Fake OpenAI privacy filter repository hit top of Hugging Face trending list

by

A malicious Hugging Face repository that impersonated OpenAI’s Privacy Filter model reached the platform’s trending list before it was disabled, with HiddenLayer saying the page drew about 244,000 downloads and 667 likes in 18 hours.

KEY FACTS

  • Impersonation The project copied the description from OpenAI’s Privacy Filter release to look legitimate.
  • Payload A loader file fetched and executed a Rust-based information stealer on Windows systems.
  • Delivery The code used a JSON paste service and remote servers to pull second-stage content.
  • Targets The final malware stole screenshots, browser data, Discord data, wallet files and seed phrases.

A technical analysis by HiddenLayer Research said the repository typosquatted the legitimate model page and included a loader script named loader.py that triggered the attack chain. Hugging Face has since disabled access to the malicious model.

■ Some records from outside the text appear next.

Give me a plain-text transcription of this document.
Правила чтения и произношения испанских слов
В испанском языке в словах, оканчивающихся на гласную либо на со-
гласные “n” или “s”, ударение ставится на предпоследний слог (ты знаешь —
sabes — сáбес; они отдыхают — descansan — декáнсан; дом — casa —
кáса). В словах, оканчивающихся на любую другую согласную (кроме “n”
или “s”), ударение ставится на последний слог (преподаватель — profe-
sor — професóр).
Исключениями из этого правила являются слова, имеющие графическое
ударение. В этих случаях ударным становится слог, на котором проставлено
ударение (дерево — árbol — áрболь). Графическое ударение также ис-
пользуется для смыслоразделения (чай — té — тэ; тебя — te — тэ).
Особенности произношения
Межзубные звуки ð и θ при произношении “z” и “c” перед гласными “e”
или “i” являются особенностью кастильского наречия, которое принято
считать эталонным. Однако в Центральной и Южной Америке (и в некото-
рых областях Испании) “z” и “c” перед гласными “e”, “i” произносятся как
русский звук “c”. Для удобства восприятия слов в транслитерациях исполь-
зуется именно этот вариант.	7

The report said the loader disabled SSL verification, decoded a Base64 URL from JSON Keeper and passed a command to PowerShell. That step downloaded a batch script from a remote domain, elevated privileges through a UAC prompt, set Microsoft Defender exclusions and launched the next stage.

After a scheduled task ran the executable, the task removed itself and did not survive a reboot. The malware also checked for debuggers, sandboxes and virtual machines, and tried to disable AMSI and ETW before sending stolen data in JSON format to another domain.

The same analysis identified six more Hugging Face repositories that used a similar Python loader. It also linked the infrastructure to a Windows executable that connected to a command and control server previously associated with ValleyRAT, a modular remote access trojan tied to the Silver Fox group.

WHY IT MATTERS

The case shows how attackers can use trusted open source platforms to lend credibility to malware and reach large numbers of potential victims. It also underscores the risk of supply chain abuse in AI and developer ecosystems, where lookalike projects can hide malicious code.